Angus Houston, in charge of the joint search operation, said a three-ship fleet from Bangladesh was currently conducting a sonic survey of the seabed where GeoResonance believes the plane to be lying, but he did not give weight to the company’s findings. “I’m confident that the area in the Southern Ocean is the right search area, and I’m sure in the fullness of time we shall find the aircraft in that area,” he said.
Hishammuddin even suggested the Bay of Bengal search was being done to placate grieving relatives. “If we are irresponsible in our approach in going forward with that [GeoResonance] lead,” he said, “we also have to understand the emotions of the families.”
On Thursday, Malaysia’s Transport Ministry released a report stating that it took 17 minutes for air-traffic controllers to realize MH 370 was missing from radar screens and another four hours before a search operation was launched.

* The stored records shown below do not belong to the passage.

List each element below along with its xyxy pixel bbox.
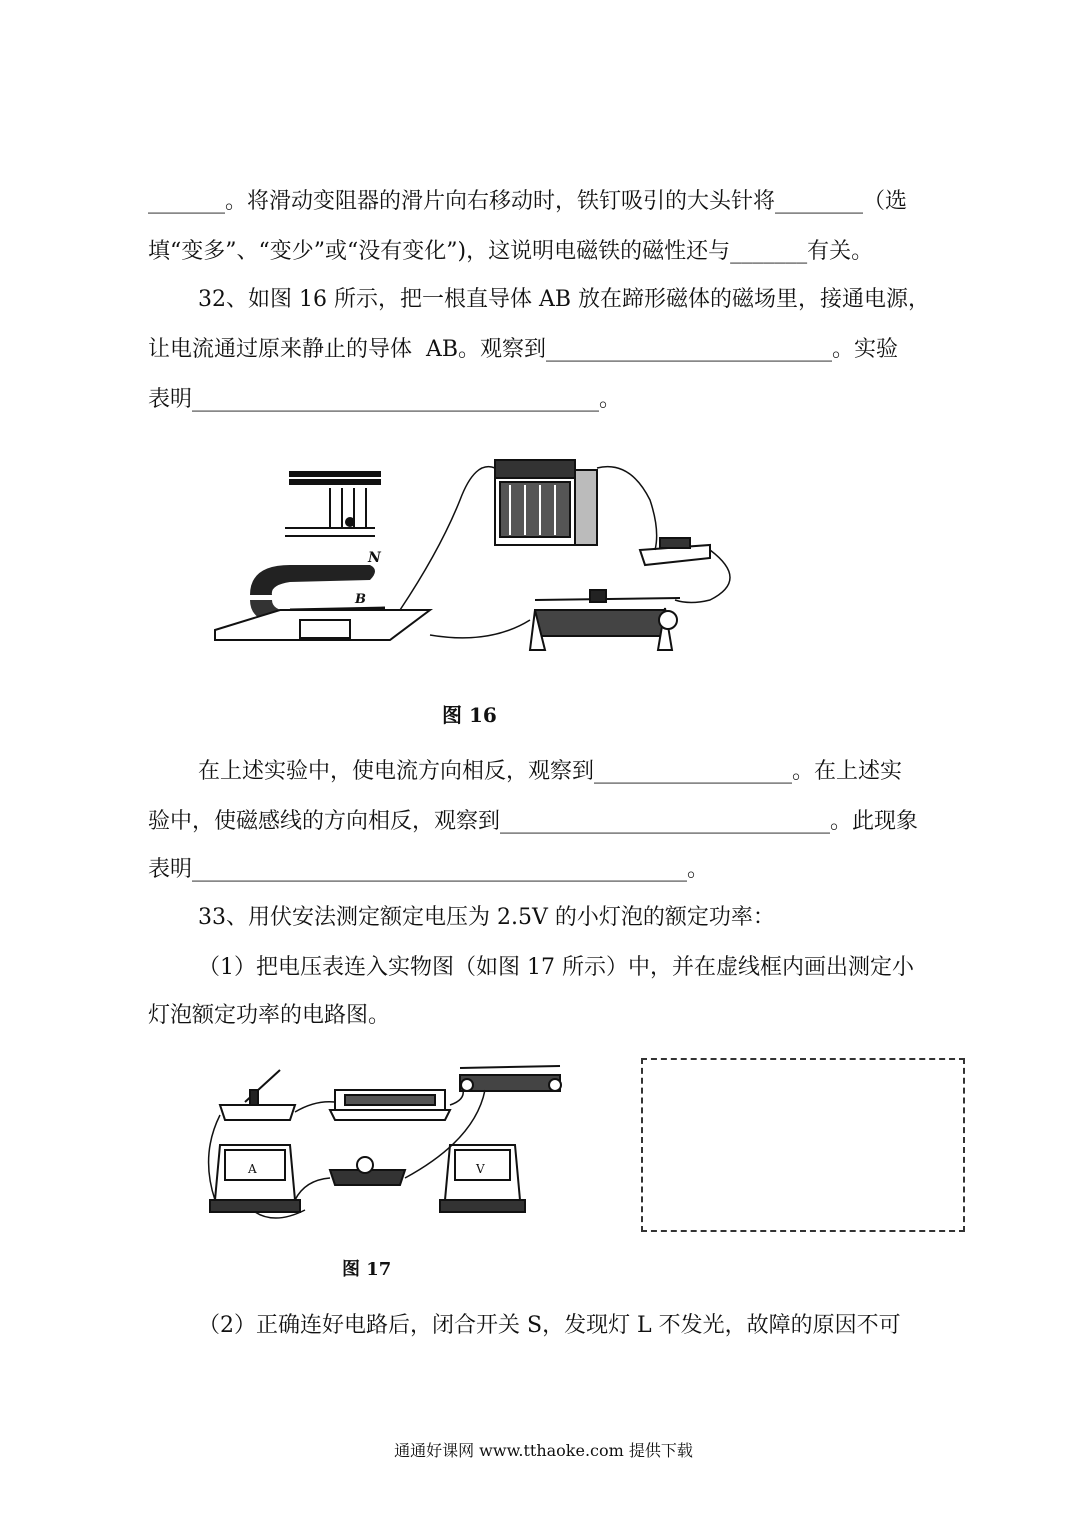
text-line-2: 填“变多”、“变少”或“没有变化”)，这说明电磁铁的磁性还与_______有关。 [148,239,874,264]
magnet-pole-label: N [368,550,381,566]
text-line-11: 灯泡额定功率的电路图。 [148,1003,391,1028]
text-line-5: 表明_____________________________________。 [148,387,622,412]
switch-17 [220,1070,295,1120]
ammeter-label: A [248,1162,257,1176]
question-33-part-1: （1）把电压表连入实物图（如图 17 所示）中，并在虚线框内画出测定小 [198,955,914,980]
bulb-17 [330,1157,405,1185]
battery-17 [330,1090,450,1120]
base-board [215,610,430,640]
question-33: 33、用伏安法测定额定电压为 2.5V 的小灯泡的额定功率： [198,905,775,930]
figure-17-caption: 图 17 [342,1259,392,1280]
figure-16-caption: 图 16 [442,703,497,727]
rheostat [530,590,680,650]
text-line-7: 验中，使磁感线的方向相反，观察到______________________________。此现象 [148,809,919,834]
text-line-6: 在上述实验中，使电流方向相反，观察到__________________。在上述实 [198,759,903,784]
text-line-4: 让电流通过原来静止的导体 AB。观察到__________________________。实验 [148,337,899,362]
switch [640,538,710,565]
voltmeter-17 [440,1145,525,1212]
circuit-diagram-answer-box[interactable] [641,1058,965,1232]
page-footer: 通通好课网 www.tthaoke.com 提供下载 [394,1441,693,1460]
figure-17-illustration [195,1060,575,1235]
battery [495,460,597,545]
voltmeter-label: V [476,1162,485,1176]
figure-16-illustration [210,440,750,690]
ammeter-17 [210,1145,300,1212]
stand-apparatus [285,472,380,536]
text-line-1: _______。将滑动变阻器的滑片向右移动时，铁钉吸引的大头针将________（选 [148,189,908,214]
conductor-label: B [355,592,366,607]
rheostat-17 [460,1066,561,1091]
question-32: 32、如图 16 所示，把一根直导体 AB 放在蹄形磁体的磁场里，接通电源， [198,287,931,312]
question-33-part-2: （2）正确连好电路后，闭合开关 S，发现灯 L 不发光，故障的原因不可 [198,1313,901,1338]
text-line-8: 表明_____________________________________________。 [148,857,710,882]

The report also called for the real-time tracking of aircraft and improved batteries for the black-box flight recorders. The devices’ beacons currently only last for about 30 days, and this has considerably hampered the search for MH 370. The recommendation will now be considered by the International Civil Aviation Organization (ICAO).
Improving black-box batteries was backed by Jean-Paul Troadec, head of the French aviation-accident investigation bureau responsible for finding Air France Flight 447, which crashed into the Atlantic en route from Rio de Janeiro to Paris on June 1, 2009. He was also present in Kuala Lumpur to bolster efforts.
“I know that some airlines have acted on their own to increase the duration of the batteries,” he said. “My suggestion is that any airline [should] not wait for the requirement from the ICAO to change the batteries on their recorders.”
However, this very same recommendation was also put forward after the Air France disaster but never acted upon, aircraft-accident investigator David Newbery tells TIME. During that crash, 228 people died, and the black boxes took two years to recover despite the fact that floating wreckage was spotted within hours, giving a vital clue as to where the sunken data recorders might be found.
“In the aviation industry, because of the certification and the cost and everything else, things happen a lot slower than we would all like them to,” says Newbery. He points out that flight recorders are very complex pieces of equipment built to withstand high G-forces, extreme temperatures and other inhospitable conditions, and exorbitant costs make any improvement unpopular for cash-strapped airlines.
“You can’t just put in a different battery and hope it will work,” says Newbery. “It will take some design and testing before this comes out.”